Refereed full papers (journals, book chapters, international conferences)

1993

Given a familiar object extracted from its surroundings, we humans have little difficulty in recognizing it irrespective of its size, position and orientation in our field of view. Changes in lighting and the effects of perspective also pose no problems. How do we achieve this, and more importantly, how can we get a computer to do this? One very promising approach is to find mathematical functions of an object's image, or of an object's 3D description, that are invariant to the transformations caused by the object's motion. This book is devoted to the theory and practice of such invariant image features, so-called image invariants, for planar objects.

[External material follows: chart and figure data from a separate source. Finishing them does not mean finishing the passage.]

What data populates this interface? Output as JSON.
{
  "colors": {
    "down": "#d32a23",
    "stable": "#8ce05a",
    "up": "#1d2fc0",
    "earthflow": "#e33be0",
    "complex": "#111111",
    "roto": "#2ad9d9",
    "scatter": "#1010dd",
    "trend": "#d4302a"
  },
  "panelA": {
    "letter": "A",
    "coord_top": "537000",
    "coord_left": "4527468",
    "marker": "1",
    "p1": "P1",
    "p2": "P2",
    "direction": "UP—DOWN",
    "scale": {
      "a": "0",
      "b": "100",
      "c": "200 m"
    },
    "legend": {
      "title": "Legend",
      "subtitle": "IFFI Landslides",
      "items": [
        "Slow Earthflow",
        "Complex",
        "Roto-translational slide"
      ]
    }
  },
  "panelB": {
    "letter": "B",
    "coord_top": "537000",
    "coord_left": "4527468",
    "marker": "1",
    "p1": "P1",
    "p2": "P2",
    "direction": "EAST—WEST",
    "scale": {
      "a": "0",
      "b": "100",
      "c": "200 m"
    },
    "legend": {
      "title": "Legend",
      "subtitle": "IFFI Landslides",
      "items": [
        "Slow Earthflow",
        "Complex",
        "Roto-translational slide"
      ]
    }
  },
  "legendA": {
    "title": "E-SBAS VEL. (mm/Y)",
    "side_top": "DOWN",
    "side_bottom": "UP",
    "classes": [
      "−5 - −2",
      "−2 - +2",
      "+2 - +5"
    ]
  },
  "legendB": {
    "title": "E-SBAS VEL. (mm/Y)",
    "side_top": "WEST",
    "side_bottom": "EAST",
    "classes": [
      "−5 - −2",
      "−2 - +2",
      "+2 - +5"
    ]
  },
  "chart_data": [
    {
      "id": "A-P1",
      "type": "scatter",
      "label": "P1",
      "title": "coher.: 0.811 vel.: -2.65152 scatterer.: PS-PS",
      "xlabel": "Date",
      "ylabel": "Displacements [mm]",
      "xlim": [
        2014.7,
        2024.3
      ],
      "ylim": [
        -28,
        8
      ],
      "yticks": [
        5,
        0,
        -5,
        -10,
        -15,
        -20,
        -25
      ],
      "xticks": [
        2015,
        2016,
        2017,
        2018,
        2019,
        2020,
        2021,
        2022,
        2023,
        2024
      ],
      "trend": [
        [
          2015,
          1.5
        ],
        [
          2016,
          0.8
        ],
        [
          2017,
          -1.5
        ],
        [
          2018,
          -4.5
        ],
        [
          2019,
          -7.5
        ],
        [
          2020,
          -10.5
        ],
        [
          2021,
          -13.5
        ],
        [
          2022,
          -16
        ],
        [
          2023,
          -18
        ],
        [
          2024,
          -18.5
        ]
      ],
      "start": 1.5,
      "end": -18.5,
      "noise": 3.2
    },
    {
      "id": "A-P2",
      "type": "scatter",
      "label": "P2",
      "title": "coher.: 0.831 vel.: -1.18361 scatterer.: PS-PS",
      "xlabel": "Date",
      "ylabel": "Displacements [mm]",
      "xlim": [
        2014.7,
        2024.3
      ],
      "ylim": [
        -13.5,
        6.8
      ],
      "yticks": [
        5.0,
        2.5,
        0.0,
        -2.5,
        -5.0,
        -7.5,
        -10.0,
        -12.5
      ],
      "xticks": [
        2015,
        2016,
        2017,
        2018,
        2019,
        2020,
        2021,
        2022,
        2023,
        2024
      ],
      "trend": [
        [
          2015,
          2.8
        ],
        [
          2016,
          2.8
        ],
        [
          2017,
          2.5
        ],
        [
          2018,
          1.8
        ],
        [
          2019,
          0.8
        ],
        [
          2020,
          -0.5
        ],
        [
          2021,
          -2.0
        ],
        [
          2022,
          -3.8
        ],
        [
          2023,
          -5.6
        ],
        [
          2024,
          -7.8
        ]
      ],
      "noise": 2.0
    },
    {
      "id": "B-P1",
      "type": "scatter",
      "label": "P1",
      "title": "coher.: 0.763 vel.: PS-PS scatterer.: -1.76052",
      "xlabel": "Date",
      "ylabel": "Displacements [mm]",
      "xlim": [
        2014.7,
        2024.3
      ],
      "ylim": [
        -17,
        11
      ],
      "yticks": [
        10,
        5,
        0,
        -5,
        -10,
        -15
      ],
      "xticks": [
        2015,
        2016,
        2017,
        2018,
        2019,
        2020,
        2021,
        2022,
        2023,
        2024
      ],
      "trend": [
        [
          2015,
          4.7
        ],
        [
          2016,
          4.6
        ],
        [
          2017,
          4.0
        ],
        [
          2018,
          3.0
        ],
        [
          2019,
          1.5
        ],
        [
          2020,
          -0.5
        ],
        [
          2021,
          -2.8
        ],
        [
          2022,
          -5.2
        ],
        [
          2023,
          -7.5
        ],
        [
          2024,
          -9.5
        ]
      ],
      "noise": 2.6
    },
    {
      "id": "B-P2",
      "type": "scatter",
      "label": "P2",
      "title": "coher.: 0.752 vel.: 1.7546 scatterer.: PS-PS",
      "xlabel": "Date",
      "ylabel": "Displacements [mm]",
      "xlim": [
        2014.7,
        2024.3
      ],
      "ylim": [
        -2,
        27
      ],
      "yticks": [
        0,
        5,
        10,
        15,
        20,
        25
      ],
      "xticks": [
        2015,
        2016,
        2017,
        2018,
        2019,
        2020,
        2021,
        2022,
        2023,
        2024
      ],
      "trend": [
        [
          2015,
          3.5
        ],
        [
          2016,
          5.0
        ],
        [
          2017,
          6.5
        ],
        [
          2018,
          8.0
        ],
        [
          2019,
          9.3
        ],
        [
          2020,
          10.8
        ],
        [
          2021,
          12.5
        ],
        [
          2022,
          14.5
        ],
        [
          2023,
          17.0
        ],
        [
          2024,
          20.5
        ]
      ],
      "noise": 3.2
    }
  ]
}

Following the introduction in chapter 1, the book discusses features that are invariant to image translations, rotations, to changes in size and contrast, with particular attention being paid to the effect of using discrete images rather than continuous ones. The next chapter presents a tutorial introduction to the theory of algebraic invariants which lies at the heart of two important types of invariant features: moment invariants for affine transformations, and projective invariants for perspective transformations. Chapter 4 is devoted entirely to features invariant to affine transformations: the theory behind moment-based invariants, Fourier descriptors and differential techniques is presented, along with a novel technique based on correlations, and results of experiments on the stability of coarsely sampled images are discussed. Chapter 5 goes one step further and covers features invariant to perspective transformations, summarizing work on both differential and global invariants. The penultimate chapter, chapter 6, shows how invariant features can be used to recognize objects that have been partially occluded. A thorough treatment of the `geometric hashing' method is given, followed by some novel methods of `back-projection' which allows one to verify whether the hypothesized object really is in the image. Many authors claim that moment invariants cannot be used under partial occlusion; this is not so, and a number of schemes for their use are presented. Not only can they be used, but they have some significant advantages over other invariant features, a fact that is backed up by experiments. The final chapter contains a summary and conclusions.